Dalam pernyataan resminya, dikutip dari Anadolu, Selasa, 28 Juli 2026, Juru Bicara Pemerintah Chad Gassim Cherif menjelaskan bahwa keputusan tersebut diambil setelah pemerintah melakukan evaluasi menyeluruh terhadap kinerja ICC sejak mulai beroperasi pada 2002.
Menurut Cherif, langkah itu merupakan hasil dari "peninjauan mendalam terhadap fungsi Mahkamah Pidana Internasional sejak mulai beroperasi pada 2022, serta rekam jejaknya, yang efektivitasnya tetap terbatas dan tidak merata di berbagai wilayah."
Baca Juga: Pemerintahan Trump Ancam Mahkamah Internasional ICC
Pemerintah Chad juga menyatakan telah menyampaikan pemberitahuan resmi kepada Sekretaris Jenderal Perserikatan Bangsa-Bangsa (PBB) Antonio Guterres mengenai keputusan untuk menarik diri dari Statuta Roma, yang menjadi dasar pembentukan ICC.
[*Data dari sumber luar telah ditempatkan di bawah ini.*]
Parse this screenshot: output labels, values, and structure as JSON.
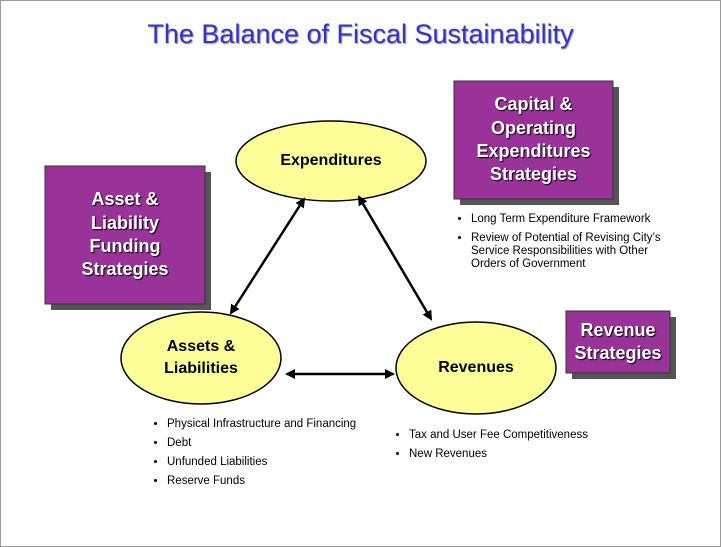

Dalam pernyataannya, pemerintah Chad menilai ICC terlalu berfokus pada negara-negara di kawasan Afrika. Dari total 13 penyelidikan yang telah dibuka sejak pengadilan itu berdiri, sembilan di antaranya melibatkan negara-negara Afrika, sedangkan hanya empat kasus berasal dari wilayah lain.
"Pengadilan hanya menahan tujuh orang, enam di antaranya diadili dalam situasi di Afrika," kata pernyataan itu.
Cherif menambahkan bahwa keputusan Chad meninggalkan ICC merupakan bagian dari "visi yang lebih luas dan pan-Afrika."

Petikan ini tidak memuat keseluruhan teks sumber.